50.      Le principe de la sécurité juridique est un principe commun à tous les ordres juridiques des États membres qui fait partie de l’ordre juridique de l’Union et doit, en tout cas, être respecté par les organes de l’État membre concerné qui assurent l’exécution d’un arrêt constatant le manquement au droit de l’Union de cet État membre. Toutefois, sans prendre position sur le bien-fondé de la thèse selon laquelle la constatation du manquement allégué vicierait les actes posés par l’Autorité depuis le 1er janvier 2012, il suffit de relever qu’il appartient non pas à la Cour (15), mais éventuellement aux juridictions nationales hongroises, de juger des éventuelles violations de ce principe dans des cas précis et de prendre les mesures appropriées, sans nuire à une exécution efficace de l’arrêt de la Cour.

51.      Incidemment, j’ajoute que la Cour a constaté que la République fédérale d’Allemagne (16) et la République d’Autriche (17) avaient manqué aux obligations qui leur incombaient en vertu de l’article 28, paragraphe 1, second alinéa, de la directive en dépit des éventuels effets juridiques que de telles constatations pouvaient engendrer sur les mesures adoptées par les autorités en cause.

52.      J’examinerai dans la partie de mes conclusions consacrée au fondement du recours (18) la demande de la Hongrie de limiter les effets d’un arrêt qui constaterait le manquement allégué.

53.      Je propose donc que le recours soit considéré comme recevable.

B –    Sur le fond

1.      Argumentation des parties

54.      La Commission ne remet pas en cause que la Hongrie ait le droit de modifier son système de contrôle de la protection des données à caractère personnel à condition de garantir l’indépendance totale de l’autorité qui exerce ce contrôle, ce qui, comme le montre la jurisprudence (19), va au-delà de la simple indépendance fonctionnelle, toute forme de sujétion devant être exclue, qu’elle soit de nature institutionnelle, personnelle ou matérielle.

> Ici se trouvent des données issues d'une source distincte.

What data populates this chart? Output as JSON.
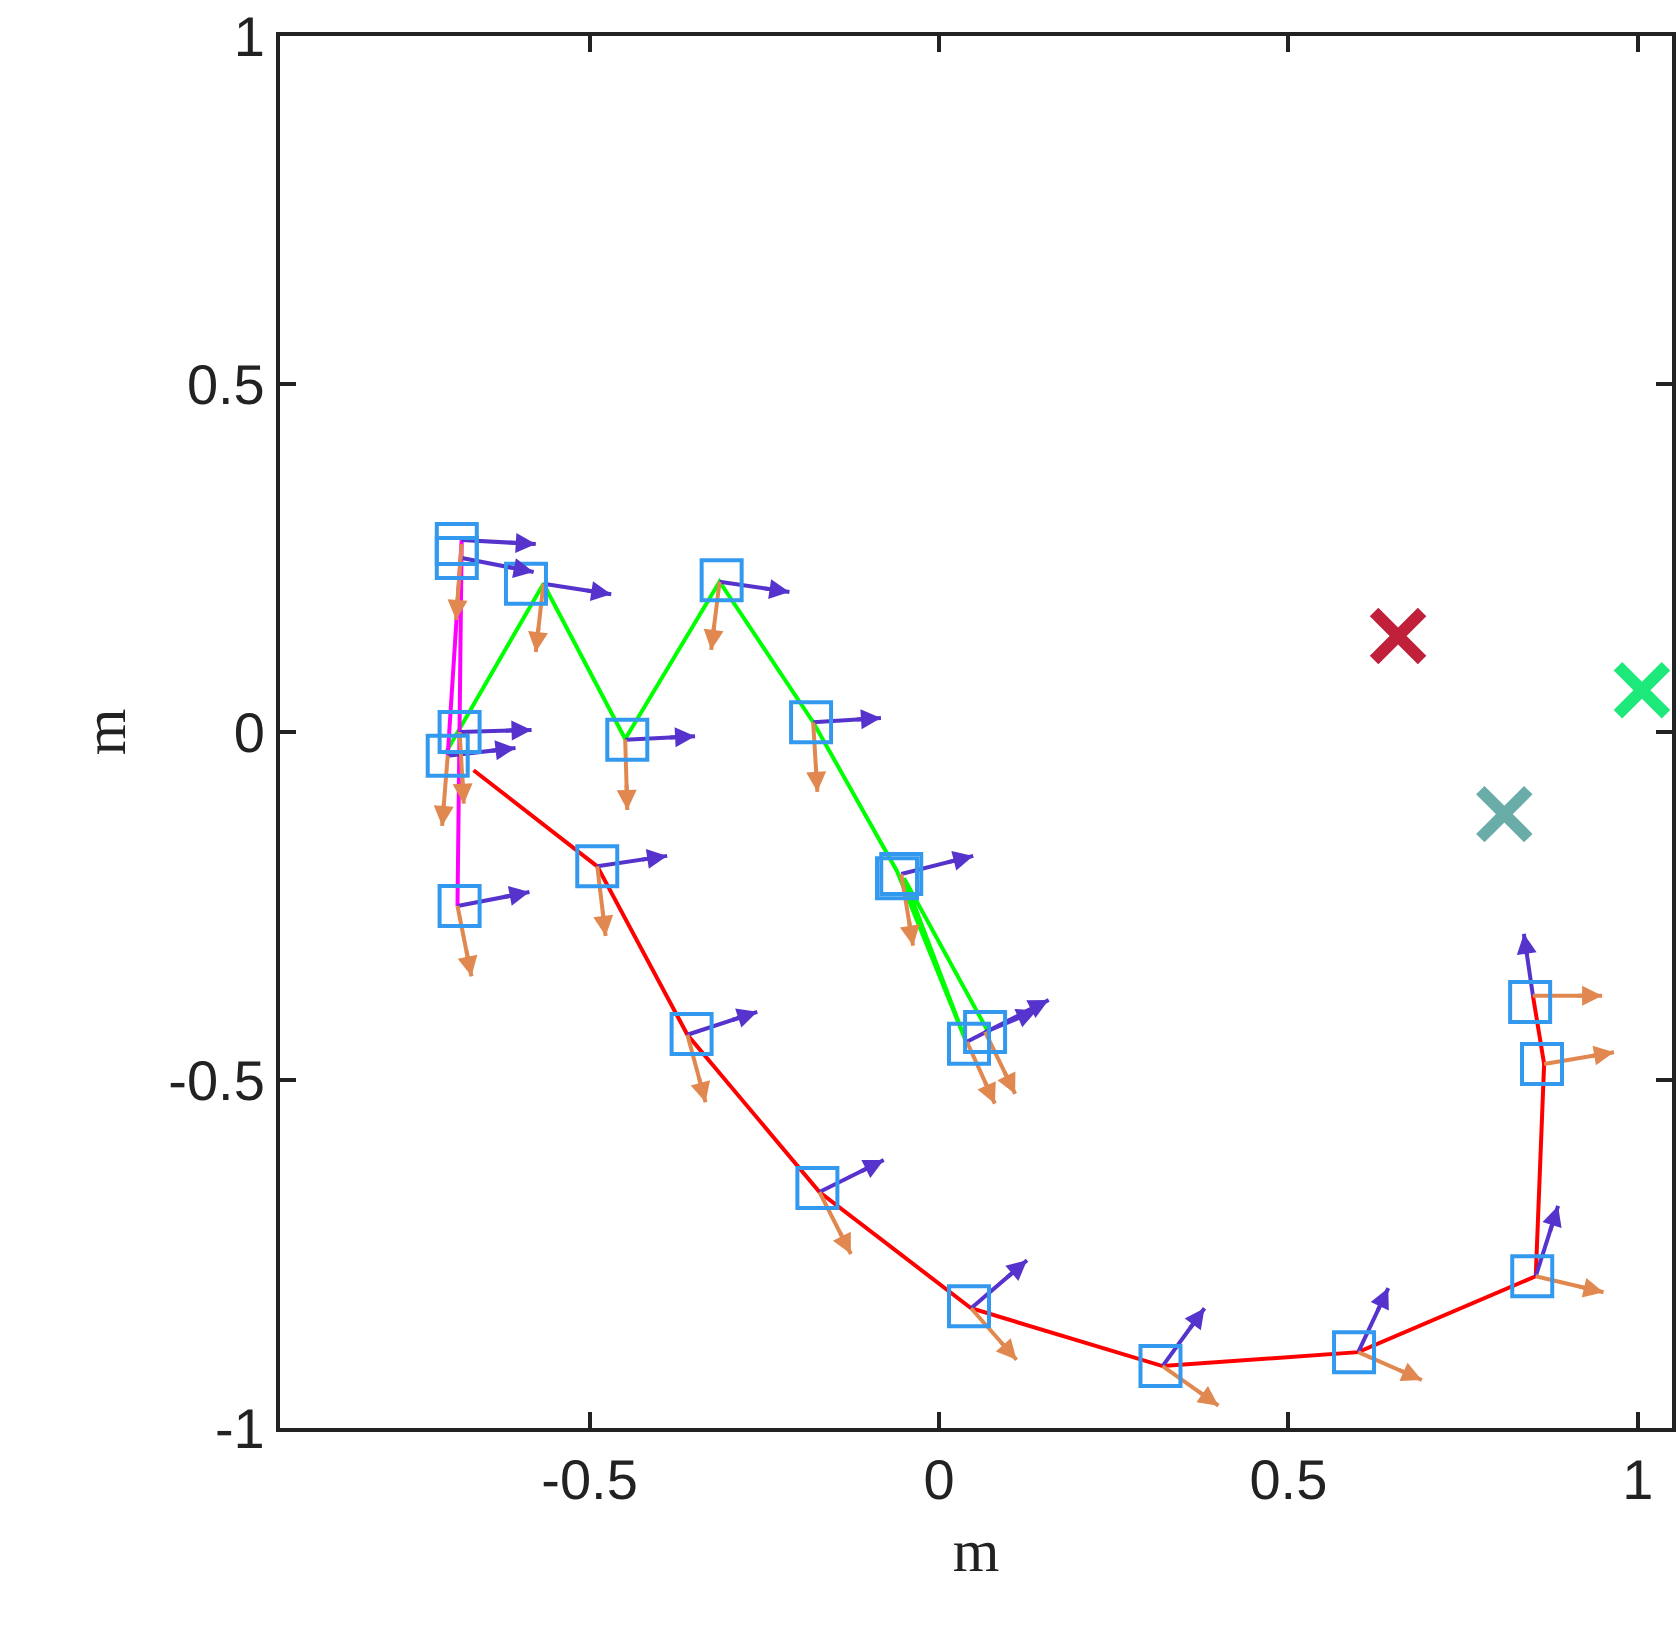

55.      Pour la Commission, soutenue par le CEPD, il est indispensable que l’État membre, une fois qu’il a arrêté la durée du mandat de cette autorité, respecte celle‑ci sans pouvoir y mettre fin anticipativement, sauf pour des raisons graves et objectivement vérifiables. Une cessation anticipée du mandat crée le risque d’une influence indue sur l’autorité de contrôle dans l’exécution de ses tâches, ce qui porterait atteinte à son indépendance. Selon la Commission, une comparaison avec les règles relatives au CEPD instaurées par le règlement (CE) no 45/2001 du Parlement européen et du Conseil, du 18 décembre 2000, relatif à la protection des personnes physiques à l’égard du traitement des données à caractère personnel par les institutions et organes communautaires et à la libre circulation de ces données (20), confirme cette interprétation.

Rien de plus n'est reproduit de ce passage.